Now Molly looked over toward Mount Vernon and saw the two of them walking up the hill toward the brownstone. Bill Evans in his Patriots Windbreaker and jeans and his ancient Reebok shoes. Kimmy next to him in her gray Prescott hoody.

Bill was carrying what had to be Molly's banana split.

Suddenly Kimmy started to laugh. Then she started to run, on those long legs she'd gotten from her father. She ran under a streetlight and Molly could see her face all lit up, like someone had put a spotlight on her. Molly could never remember seeing Kimmy Evans as happy as she looked right now. Maybe because she hardly ever got dad time like this.

Bill was laughing, too, yelling out something that Molly couldn't hear, looking pretty happy himself.

Now he started to jog after his daughter, not running very hard, even though he was trying to act like he wanted to catch her.

Kimmy turned her head and ran faster.

That was when she tripped.

Molly knew what those sidewalks were like. Kimmy'd probably hit one of those raised-up places in the cobblestone that were like a step you weren't expecting.

She went down, hard.

Molly knew Bill Evans's best sport had been football, that he'd been a star halfback at Princeton. Now he ran like one to his daughter, dropping the ice cream bag, sprinting for Kimmy, getting to her in a flash, scooping her up into his arms like he was scooping up a loose ball in a game.

Molly could see Kimmy's chest go up and down as she cried. Saw Bill push the hood back from her face and brush her hair away from her eyes. Saw him use the end of his sleeve to pat away tears.

Then he gently put her down and pulled up one of the legs of the sweatpants Kimmy was wearing, staring at her knee, getting down on his own hands and knees and staring at the knee like he was staring at something through a microscope.

Molly felt like she was spying on them but couldn't make herself turn away.
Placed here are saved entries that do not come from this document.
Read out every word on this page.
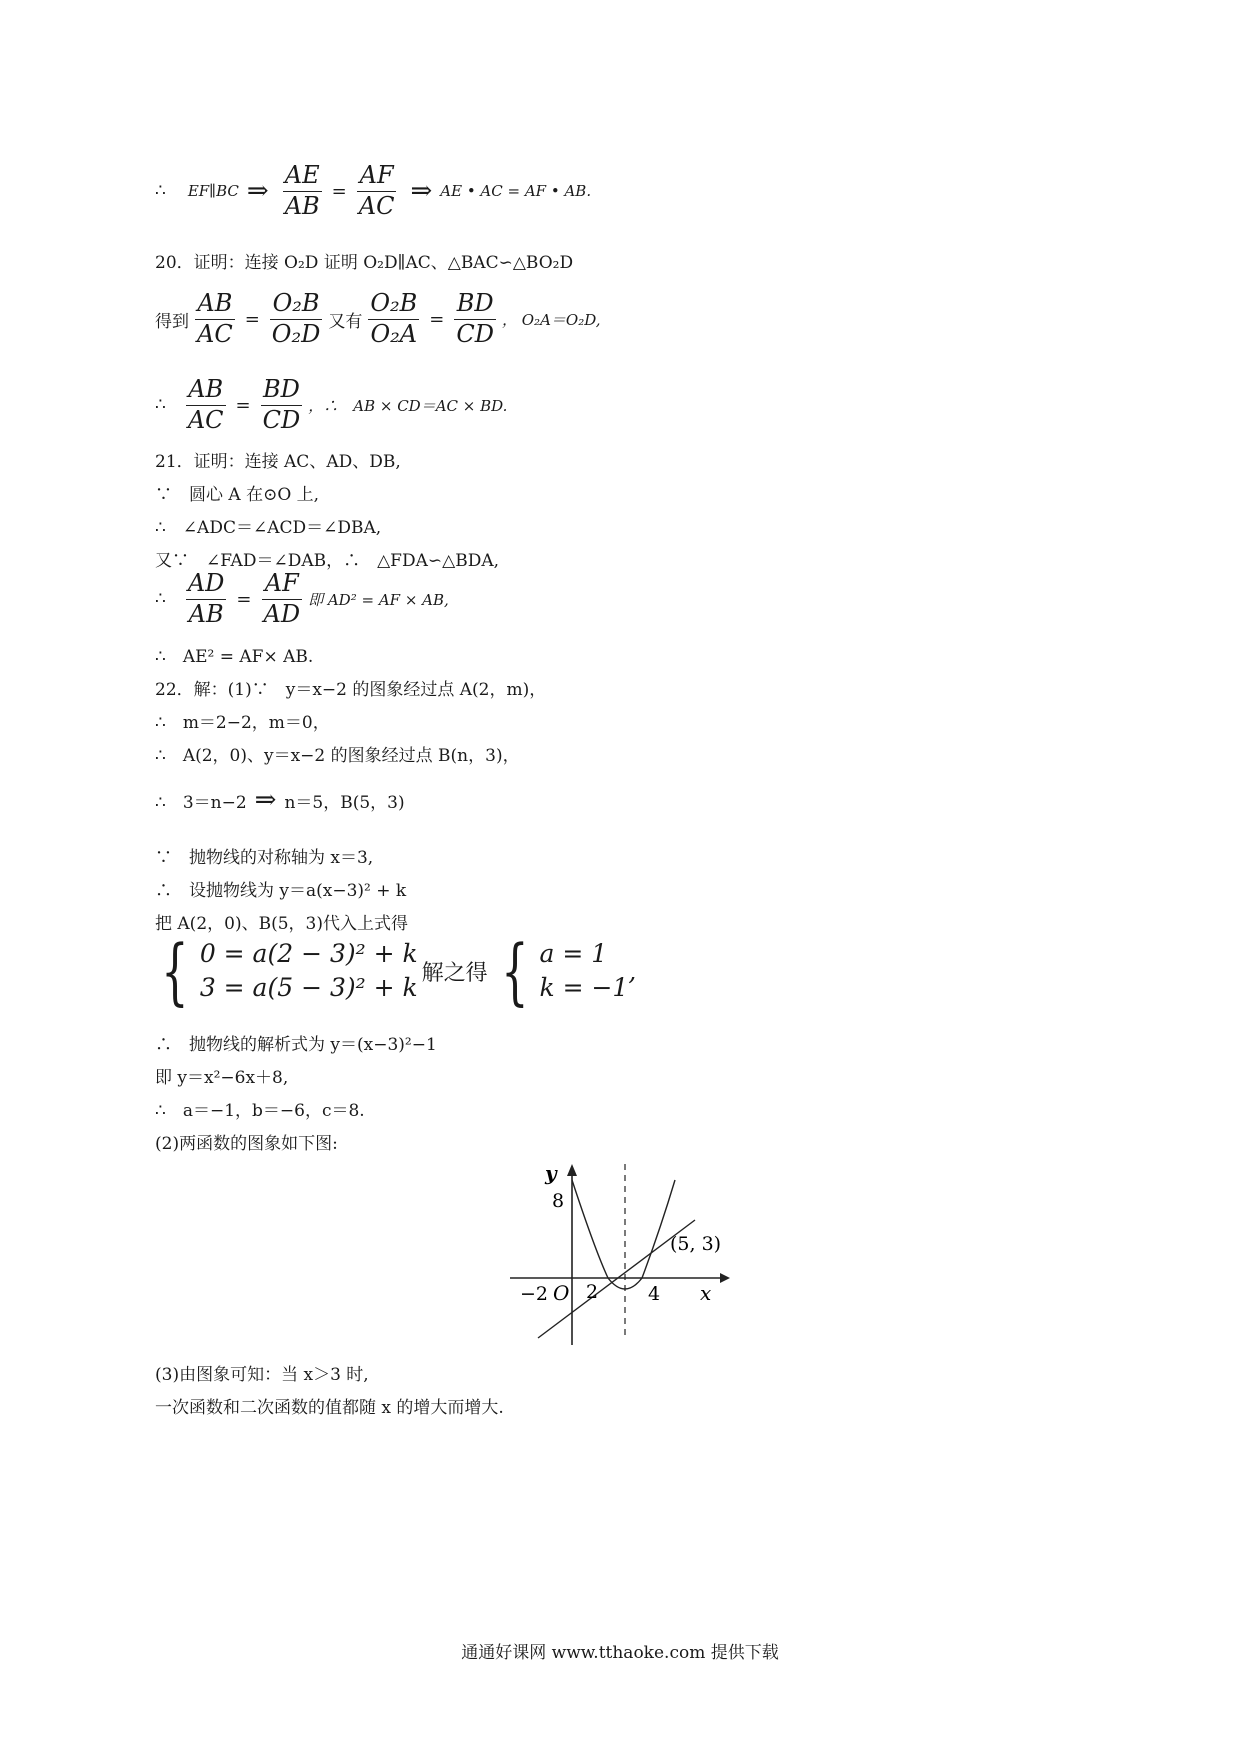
∴ EF∥BC ⇒ $\frac{AE}{AB} = \frac{AF}{AC}$ ⇒ AE • AC = AF • AB.
20．证明：连接 O₂D 证明 O₂D∥AC、△BAC∽△BO₂D
得到 $\frac{AB}{AC} = \frac{\text{O₂B}}{\text{O₂D}}$ 又有 $\frac{\text{O₂B}}{\text{O₂A}} = \frac{BD}{CD}$ ， O₂A＝O₂D,
∴ $\frac{AB}{AC} = \frac{BD}{CD}$ ，∴　AB × CD＝AC × BD.
21．证明：连接 AC、AD、DB,
∵　圆心 A 在⊙O 上,
∴　∠ADC＝∠ACD＝∠DBA,
又∵　∠FAD＝∠DAB，∴　△FDA∽△BDA,
∴ $\frac{AD}{AB} = \frac{AF}{AD}$ 即 AD² = AF × AB,
∴　AE² = AF× AB.
22．解：(1)∵　y＝x−2 的图象经过点 A(2，m)，
∴　m＝2−2，m＝0，
∴　A(2，0)、y＝x−2 的图象经过点 B(n，3)，
∴　3＝n−2 ⇒ n＝5，B(5，3)
∵　抛物线的对称轴为 x＝3,
∴　设抛物线为 y＝a(x−3)² + k
把 A(2，0)、B(5，3)代入上式得
{ 0 = a(2 − 3)² + k
3 = a(5 − 3)² + k 解之得 { a = 1
k = −1
,
∴　抛物线的解析式为 y＝(x−3)²−1
即 y＝x²−6x＋8,
∴　a＝−1，b＝−6，c＝8.
(2)两函数的图象如下图:
y
x
O
8
−2 2	4
(5, 3)
(3)由图象可知：当 x＞3 时,
一次函数和二次函数的值都随 x 的增大而增大.
通通好课网 www.tthaoke.com 提供下载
Then Kimmy was laughing again, as Bill's nose pressed almost to that knee.

They were both laughing.

He scooped her up again, as easily as he would a sack filled with clothes, and walked back to where he'd dropped the ice cream. Kimmy was still laughing, draped over his shoulder.

The only person crying now was Molly.

Even watching from inside the house, watching a real dad with his real daughter, she felt like more of an outsider than ever.